Conditions,Nephrology The Effects of Ineffective Communication in Contemporary Healthcare

The Effects of Ineffective Communication in Contemporary Healthcare

The Effects of Ineffective Communication in Contemporary Healthcare


I recently observed a neurologist. As a high school student on the verge of applying to college, I thought I would spend the day quietly watching: seeing labs being ordered, hearing terminology I’d look up later, perhaps witnessing the human aspect of medicine from a close distance.

However, nothing can prepare you for witnessing someone gradually lose their chance at life—not due to their diagnosis, but because two segments of the medical system weren’t communicating.

The patient, whom I’ll refer to as Mr. D, was in his sixties. He suffered from advanced kidney disease. Everything about his profile made him an excellent candidate for a kidney transplant: he was mentally alert, physically stable, and eager. Except for one significant detail.

A stent.

Not in his heart. In his iliac artery, extending into the external iliac, a crucial vessel used to connect a donor kidney. That stent rendered the transplant nearly impossible. It severely compromised the procedure.

It had been placed by a cardiologist a year prior to alleviate swelling in his feet. However, it proved ineffective. It had exacerbated the situation.

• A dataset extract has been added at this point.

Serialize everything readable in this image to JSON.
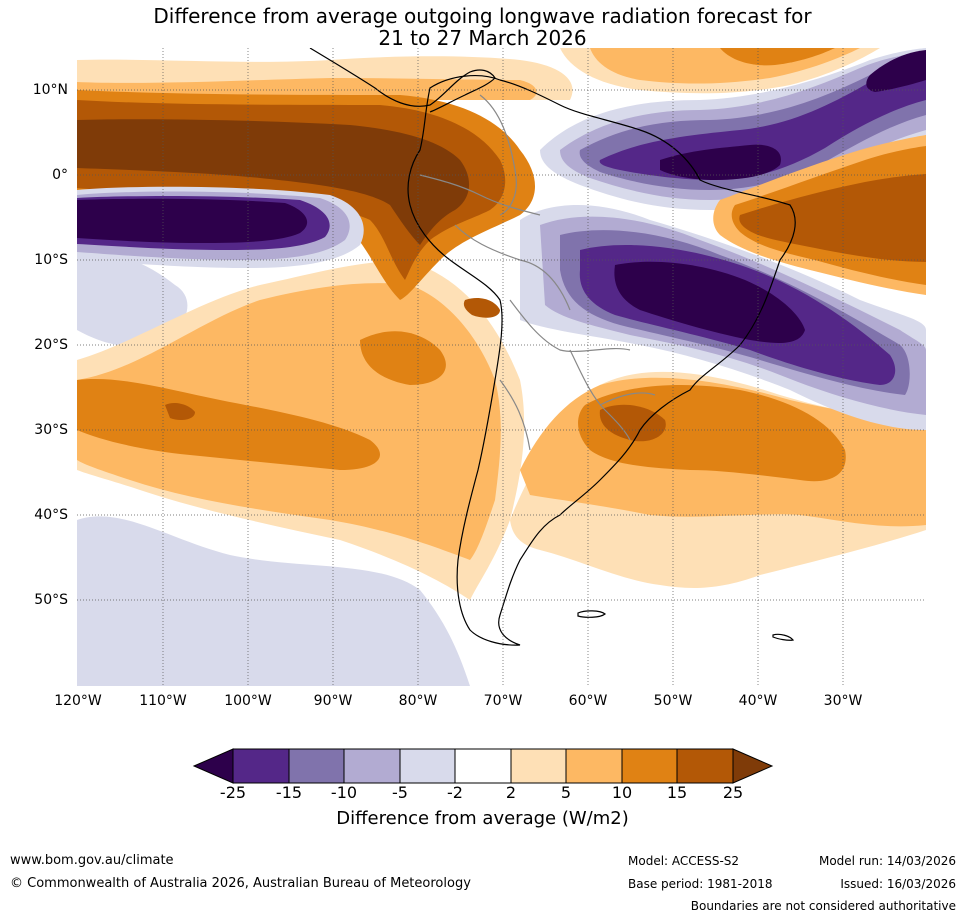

The neurologist meticulously reviewed the scans again, searching for a possible solution. There wasn’t a simple one. And I sat there, shocked, recognizing what we were truly observing: not merely a poor outcome but a failure in the system.

No one had communicated. No one had anticipated what might occur downstream. A decision was made, likely with the best intentions. But without context, collaboration, or reflection.

And now Mr. D was nearly disqualified from a transplant that could have extended his life.

It’s easy to cast blame. To assert, “Well, that cardiologist should’ve known better.” Or, “Someone should’ve identified this sooner,” but such instincts overlook the core issue. The reality is even more unsettling: no one possesses the complete picture anymore.

In an era of referrals, EMRs, and consult inboxes, care resembles a relay race. Yet sometimes the baton is dropped, and no one looks back. We excel at managing individual body parts in isolation. But when it comes to integrating whole-person care, the seams start to unravel.

I’m merely a student. I don’t claim to comprehend the intricacies of medicine. But I do understand this: Mr. D did everything correctly. He showed up. He adhered to instructions. He placed his trust in the experts.

And somehow, that trust was violated. Not through malice, but through inaction.

There’s something profoundly troubling about that.

I keep reflecting on how this wasn’t a dramatic failure. No alarms, no malpractice, no media headlines. Just a quiet failure. A non-conversation that altered everything. Somewhere along the way, the system valued silence. Whether due to overconfidence, neglect, or simply the rush to act. Ethics weren’t absent, but they were delegated. Everyone performed their roles, yet somehow the overall picture was lost. In the end, it wasn’t just a stent that obstructed the transplant. It was a system that couldn’t pause long enough to question, “How will this matter for the next step?”

And who assumes responsibility for that?

No one, truly.

We claim “medicine is a team sport,” but what occurs when the team isn’t on the same field? When specialists are playing different games, relying on different scorecards, while the patient is the ball?

I don’t possess answers. I can’t say if this story would have concluded differently if someone had made a phone call. But I do know this: I can’t erase the expression on Mr. D’s face when he understood the implications of that stent.

It wasn’t rage. It was a sense of resignation. As if he’d encountered this scenario before. As if he’d already learned the difficult lesson that in medicine, even when everyone cares, no one truly leads.

That moment transformed something within me. I entered hoping to witness the future I desired: white coat, assured decisions, lives saved. But I departed with something weightier: the realization that medicine isn’t solely about curing. It’s also about acknowledging the ways we let down one another and our patients.

Perhaps that’s the initial step toward learning how to improve.

Cesar Querimit, Jr. is a high school student.